Fehlerkultur für die Instru­men­talpädagogik ist ein ­Beitrag zum überlegten Üben und Unterrichten. Sie erfordert Anstrengung und Disziplin. Das Lächeln spielt dabei eine bedeutsame Rolle.

Man sollte nicht denken, Fehlerfreundlichkeit sei womöglich eine weitere Auflage der pädagogischen Nachgiebigkeit und Verweich­lichung. Zutreffender ist, dass Fehlerkultur das Lernen effizient machen und das Lern­ergebnis für die Performanzphase optimieren will. Fehlerkultur für die Instrumentalpädagogik ist ein Beitrag zum überlegten Üben und Unterrichten, es ist eine Spielart der deliberate practice.1 Sie erfordert Anstrengung und Disziplin. Das Lächeln spielt dabei eine bedeutsame und interessante Rolle und verdient es sogar, als eigene Kategorie der folgenden vier Praxen behandelt zu werden.

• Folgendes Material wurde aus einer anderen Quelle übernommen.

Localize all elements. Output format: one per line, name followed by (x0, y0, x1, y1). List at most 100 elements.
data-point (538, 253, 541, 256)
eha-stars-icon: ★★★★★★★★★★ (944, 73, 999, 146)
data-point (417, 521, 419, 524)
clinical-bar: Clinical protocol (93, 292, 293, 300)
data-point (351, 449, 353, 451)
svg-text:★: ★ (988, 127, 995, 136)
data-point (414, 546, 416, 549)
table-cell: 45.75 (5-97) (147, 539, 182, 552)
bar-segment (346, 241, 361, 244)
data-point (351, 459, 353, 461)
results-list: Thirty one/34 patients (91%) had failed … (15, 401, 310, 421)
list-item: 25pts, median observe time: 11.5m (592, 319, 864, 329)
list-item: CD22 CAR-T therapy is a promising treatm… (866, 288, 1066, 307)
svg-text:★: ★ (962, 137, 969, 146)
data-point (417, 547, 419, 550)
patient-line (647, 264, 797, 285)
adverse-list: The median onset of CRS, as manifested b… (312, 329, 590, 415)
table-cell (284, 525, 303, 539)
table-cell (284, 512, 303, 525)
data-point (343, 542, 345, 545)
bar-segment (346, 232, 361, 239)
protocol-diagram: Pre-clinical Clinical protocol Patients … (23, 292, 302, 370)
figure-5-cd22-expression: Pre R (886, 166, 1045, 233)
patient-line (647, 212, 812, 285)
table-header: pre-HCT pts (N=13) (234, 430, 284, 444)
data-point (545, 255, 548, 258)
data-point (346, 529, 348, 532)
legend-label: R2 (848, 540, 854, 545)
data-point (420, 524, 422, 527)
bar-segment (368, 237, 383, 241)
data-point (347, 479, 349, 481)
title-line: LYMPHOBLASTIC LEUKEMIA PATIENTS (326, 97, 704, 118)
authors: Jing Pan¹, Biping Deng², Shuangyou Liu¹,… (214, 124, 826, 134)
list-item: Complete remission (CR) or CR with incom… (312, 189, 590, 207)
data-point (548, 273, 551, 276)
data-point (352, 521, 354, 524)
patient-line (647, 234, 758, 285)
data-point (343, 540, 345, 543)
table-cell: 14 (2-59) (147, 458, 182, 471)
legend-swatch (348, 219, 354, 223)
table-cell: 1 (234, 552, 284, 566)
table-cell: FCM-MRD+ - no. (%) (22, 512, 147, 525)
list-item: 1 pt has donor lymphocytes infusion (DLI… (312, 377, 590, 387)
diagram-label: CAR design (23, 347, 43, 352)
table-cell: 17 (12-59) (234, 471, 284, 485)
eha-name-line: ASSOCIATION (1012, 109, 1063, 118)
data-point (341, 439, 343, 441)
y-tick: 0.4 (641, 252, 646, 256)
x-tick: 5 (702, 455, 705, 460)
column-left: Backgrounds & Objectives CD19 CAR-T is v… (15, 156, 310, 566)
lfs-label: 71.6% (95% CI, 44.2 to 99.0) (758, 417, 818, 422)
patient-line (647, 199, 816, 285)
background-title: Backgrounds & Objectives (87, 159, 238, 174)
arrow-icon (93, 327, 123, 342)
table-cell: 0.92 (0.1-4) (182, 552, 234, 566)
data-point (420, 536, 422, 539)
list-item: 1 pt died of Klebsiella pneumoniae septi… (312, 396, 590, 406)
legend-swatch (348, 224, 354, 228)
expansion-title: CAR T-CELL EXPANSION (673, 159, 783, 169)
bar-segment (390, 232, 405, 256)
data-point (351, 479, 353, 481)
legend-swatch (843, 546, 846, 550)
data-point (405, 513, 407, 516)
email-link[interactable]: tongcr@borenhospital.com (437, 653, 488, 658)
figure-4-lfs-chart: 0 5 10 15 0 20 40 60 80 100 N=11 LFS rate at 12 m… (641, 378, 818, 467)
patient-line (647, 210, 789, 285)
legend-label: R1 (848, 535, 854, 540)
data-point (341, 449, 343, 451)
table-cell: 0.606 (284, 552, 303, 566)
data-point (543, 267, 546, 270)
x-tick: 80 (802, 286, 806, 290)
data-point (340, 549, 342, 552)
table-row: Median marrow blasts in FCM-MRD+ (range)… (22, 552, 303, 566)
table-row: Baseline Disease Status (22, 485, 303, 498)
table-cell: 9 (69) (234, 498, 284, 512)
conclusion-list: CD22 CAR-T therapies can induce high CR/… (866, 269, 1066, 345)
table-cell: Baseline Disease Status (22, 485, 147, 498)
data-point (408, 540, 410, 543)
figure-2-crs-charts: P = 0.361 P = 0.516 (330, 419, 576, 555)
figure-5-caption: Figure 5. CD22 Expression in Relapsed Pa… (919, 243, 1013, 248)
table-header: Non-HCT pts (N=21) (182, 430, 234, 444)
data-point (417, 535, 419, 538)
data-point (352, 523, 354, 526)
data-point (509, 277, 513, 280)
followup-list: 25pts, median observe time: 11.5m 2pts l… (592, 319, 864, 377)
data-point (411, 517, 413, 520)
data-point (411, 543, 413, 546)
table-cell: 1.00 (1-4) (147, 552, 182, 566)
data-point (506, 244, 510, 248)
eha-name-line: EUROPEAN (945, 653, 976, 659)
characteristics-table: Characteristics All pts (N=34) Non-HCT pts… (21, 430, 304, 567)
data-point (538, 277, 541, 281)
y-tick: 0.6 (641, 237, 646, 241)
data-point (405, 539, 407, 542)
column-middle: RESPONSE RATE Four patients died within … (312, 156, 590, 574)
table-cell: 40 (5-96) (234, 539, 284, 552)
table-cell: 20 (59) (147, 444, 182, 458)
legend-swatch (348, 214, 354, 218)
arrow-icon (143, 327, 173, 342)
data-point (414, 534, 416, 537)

1. Gute Selbst­verbalisationen

Wie spreche ich zu mir selbst? Das Mit-sich-selbst-Reden ist etwas Alltägliches, aber es ist auch ein wichtiges Gebiet der pädagogischen und der klinischen Psychologie. Die Art und Weise und die Inhalte der Selbstkommentare und -gespräche haben einen starken Einfluss auf das Befinden und auch auf das Lernen. Das Gespräch mit sich selbst wirkt sich auf das Erinnern aus: Spricht man laut mit sich selbst – so einfache Dinge wie die Wiederholung eines Codes oder eines Namens –, kann man es viel besser behalten und auch wieder aus dem Gedächtnis abrufen, besonders wenn man es noch ein paarmal wiederholt. Für die Befindlichkeit (die indirekt auch wieder lernwirksam ist) gilt Ähn­liches: Man reguliert sich selbst positiv oder negativ, je nachdem wie man etwas und was man zu sich selbst sagt.
„Schon wieder!“, „Mist!“, „Ich bin blöd!“ (oder manchmal in der Ansprache zu sich selbst: „Was bist du für ein Idiot“!), sind durchaus gängige Selbstkommentare beim Üben alleine zu Hause. Es lohnt sich, diese Selbstverbalisationen zu überprüfen – sie können entmutigend oder selbstschädigend sein und den Lernprozess behindern. Oft sind sie einfach eine Gewohnheit. Sie durch etwas Selbstwertschützendes und Lernwirksameres zu ersetzen – „Das hat geklappt!“, „Das probiere ich noch ein anderes Mal“, „Ich stelle mich der Situation“, „Durchatmen!“ und Ähnliches mehr –, eröffnet neue Spielräume.
Der Aufbau neuer Formen und Inhalte von Selbstverbalisationen ist selbst auch schon ein Lernprozess, der Aufmerksamkeit und gegebenenfalls Lenkung erfordert. Eine pädagogische Begleitung kann helfen, schneller zum Ziel zu kommen oder nicht auf halber Strecke in alte Muster zurückzufallen. Ver­änderungen sollten durch Anerkennung und Belohnung gefestigt werden. Auch auto­didaktisch ist dies möglich, etwa wenn man sich nach einer Übesequenz ohne Selbst­diffamierungen selbst lobt, jemandem davon berichtet, sich einen besonders guten Kaffee oder eine Lesepause gönnt.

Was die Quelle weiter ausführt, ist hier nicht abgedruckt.